Dans le premier cas, c’est-à-dire si le paysan se révolte, les choses se passent en Russie (comme dans tous les pays où existe le droit de propriété), les choses se passent de la manière suivante :

Le gouverneur prononce un discours dans lequel il demande la soumission. La foule, surexcitée et ordinairement abusée par les plus exaltés, n’a rien compris au langage pompeux du fonctionnaire ; sa surexcitation augmente ; alors le gouverneur réclame la soumission de la foule et lui ordonne de se dissiper, sinon il sera forcé de recourir à la force.

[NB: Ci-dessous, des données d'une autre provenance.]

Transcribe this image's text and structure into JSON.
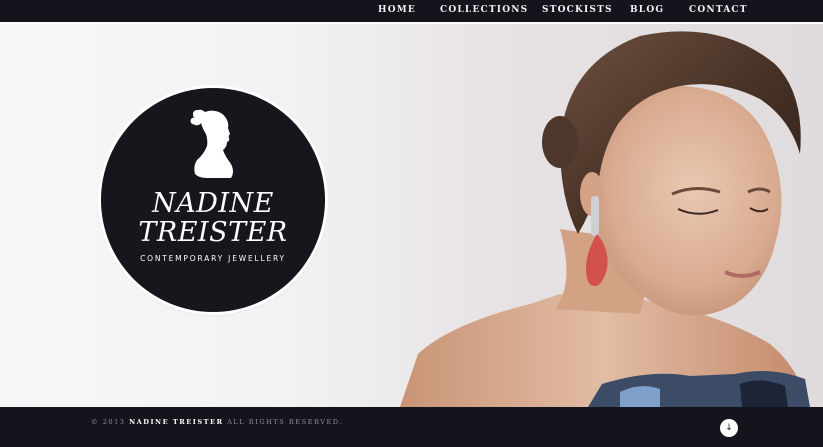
{
  "nav": {
    "items": [
      {
        "label": "HOME"
      },
      {
        "label": "COLLECTIONS"
      },
      {
        "label": "STOCKISTS"
      },
      {
        "label": "BLOG"
      },
      {
        "label": "CONTACT"
      }
    ]
  },
  "logo": {
    "name_line1": "NADINE",
    "name_line2": "TREISTER",
    "tagline": "CONTEMPORARY JEWELLERY",
    "cameo_icon": "woman-silhouette-icon"
  },
  "hero": {
    "image": "model-wearing-red-drop-earring"
  },
  "footer": {
    "copyright_prefix": "© 2013",
    "brand": "NADINE TREISTER",
    "rights": "ALL RIGHTS RESERVED.",
    "scroll_icon": "arrow-down-icon",
    "scroll_glyph": "↓"
  },
  "colors": {
    "bar": "#14141c",
    "logo_bg": "#16161c",
    "earring": "#d2514a",
    "text_light": "#f2f2f2"
  }
}
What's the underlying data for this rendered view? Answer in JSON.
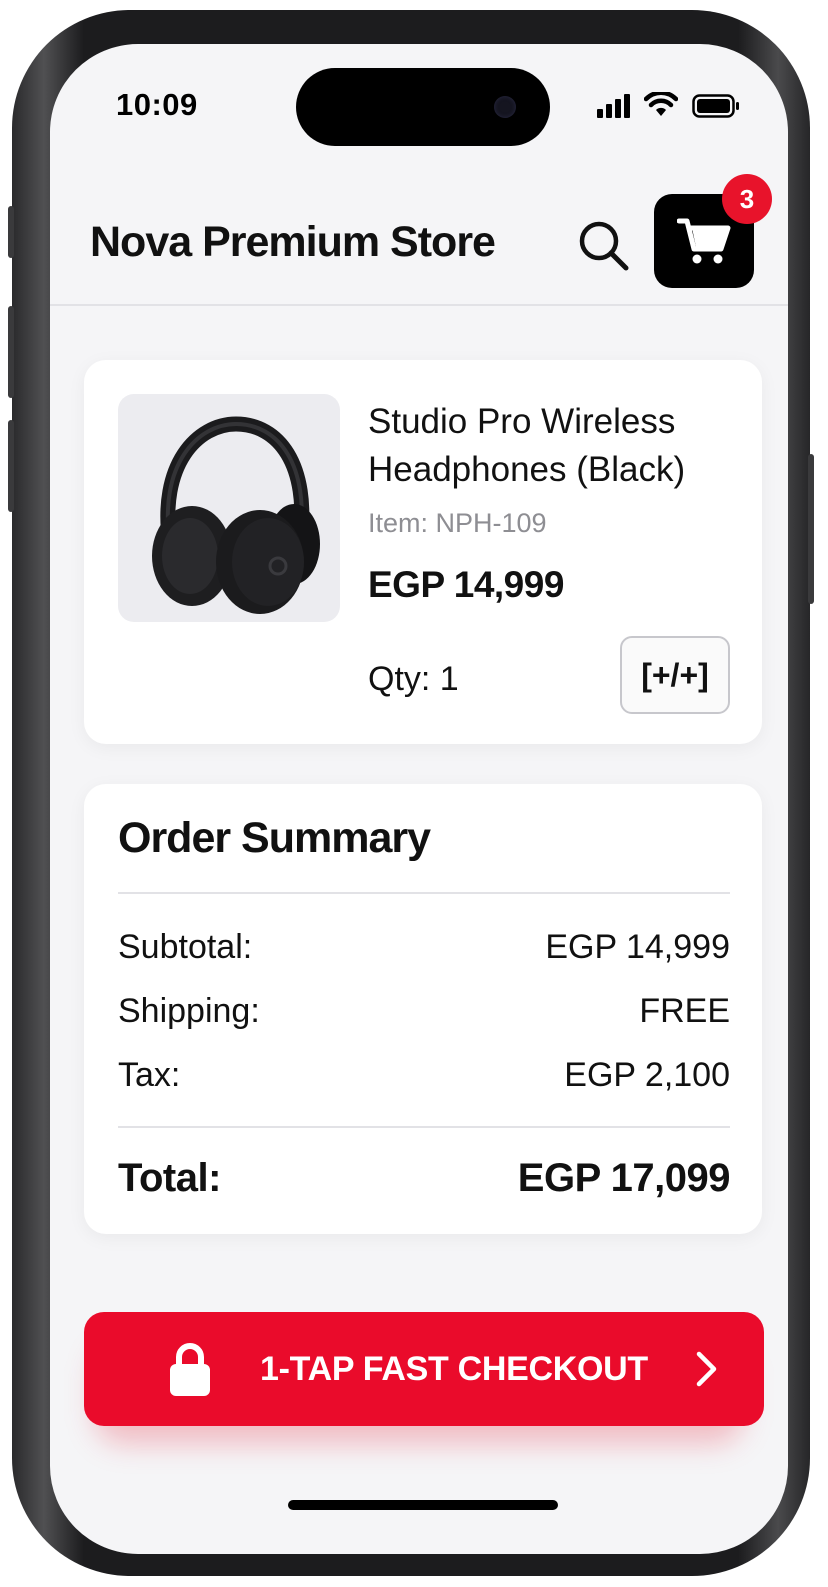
{
  "status_bar": {
    "time": "10:09"
  },
  "header": {
    "store_title": "Nova Premium Store",
    "cart_count": "3"
  },
  "product": {
    "name_line1": "Studio Pro Wireless",
    "name_line2": "Headphones (Black)",
    "sku": "Item: NPH-109",
    "price": "EGP 14,999",
    "qty": "Qty: 1",
    "qty_control_label": "[+/+]"
  },
  "summary": {
    "title": "Order Summary",
    "rows": [
      {
        "label": "Subtotal:",
        "value": "EGP 14,999"
      },
      {
        "label": "Shipping:",
        "value": "FREE"
      },
      {
        "label": "Tax:",
        "value": "EGP 2,100"
      }
    ],
    "total_label": "Total:",
    "total_value": "EGP 17,099"
  },
  "checkout": {
    "label": "1-TAP FAST CHECKOUT"
  },
  "icons": {
    "search": "search-icon",
    "cart": "shopping-cart-icon",
    "lock": "lock-icon",
    "chevron": "chevron-right-icon"
  },
  "colors": {
    "accent": "#ea0b2b",
    "badge": "#e8132b",
    "screen_bg": "#f5f5f7"
  }
}
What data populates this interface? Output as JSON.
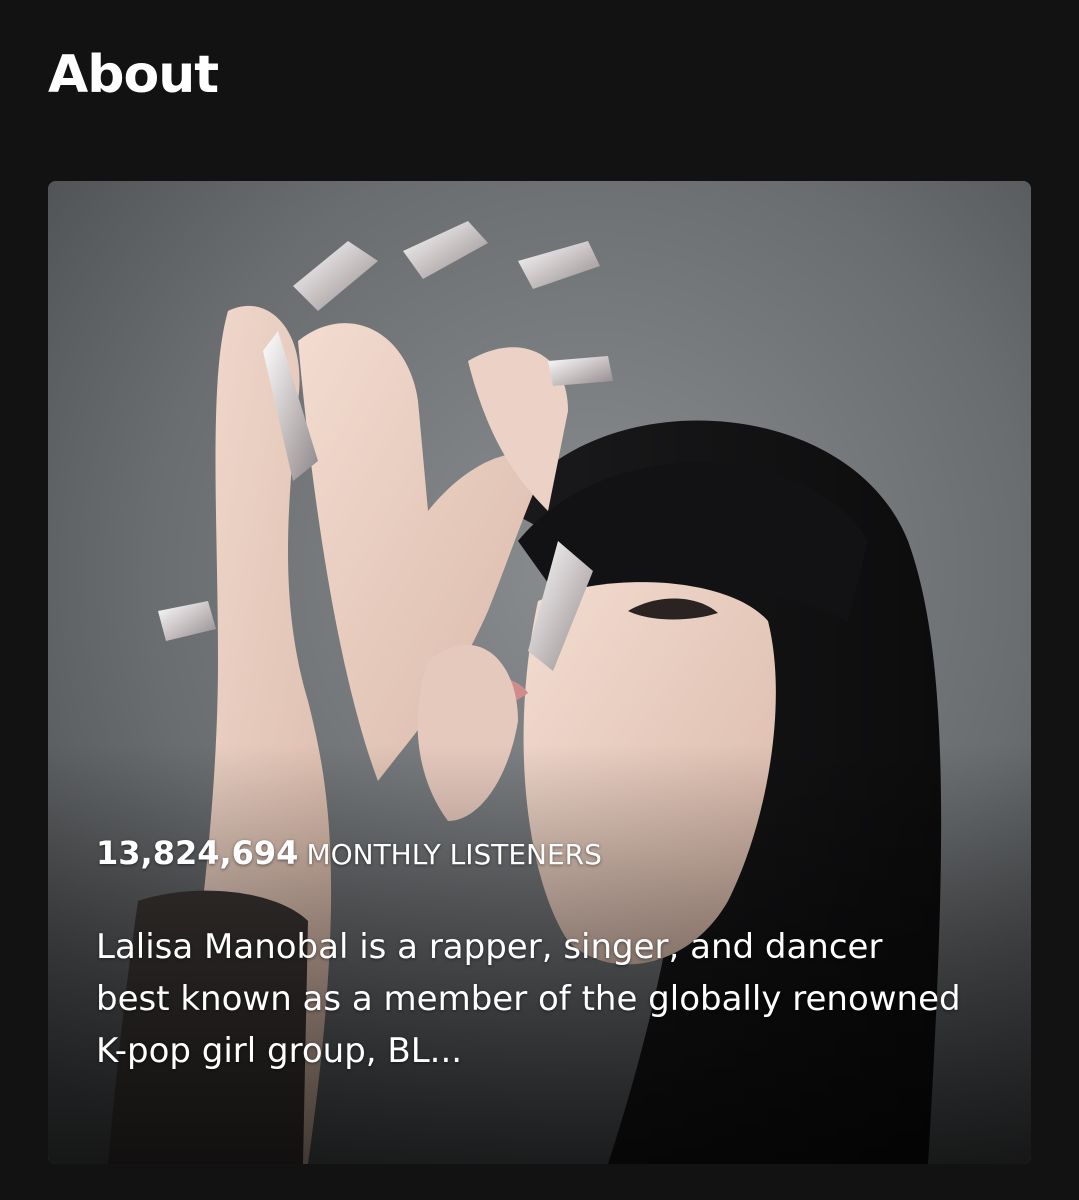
{
  "section": {
    "title": "About"
  },
  "about_card": {
    "monthly_listeners_count": "13,824,694",
    "monthly_listeners_label": "MONTHLY LISTENERS",
    "bio": "Lalisa Manobal is a rapper, singer, and dancer best known as a member of the globally renowned K-pop girl group, BL..."
  },
  "colors": {
    "background": "#121212",
    "text": "#ffffff",
    "photo_backdrop": "#6d7073"
  }
}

Si la foule ne se soumet pas et ne se dissipe pas, le gouverneur ordonne de tirer à blanc. Si la foule même alors ne se dissipe pas, le gouverneur ordonne de tirer sur la foule, n’importe sur qui ; le soldat tire ; dans la rue tombent les morts et les blessés. Alors la foule se dissipe et les soldats, par ordre du gouverneur, s’emparent parmi elle de ceux qui leur semblent les plus dangereux et les emmènent sous escorte ; on ramasse ensuite les mourants ensanglantés, les estropiés, les morts, les hommes blessés, quelquefois des femmes et des enfants. Les morts sont enterrés, les estropiés envoyés dans les hôpitaux.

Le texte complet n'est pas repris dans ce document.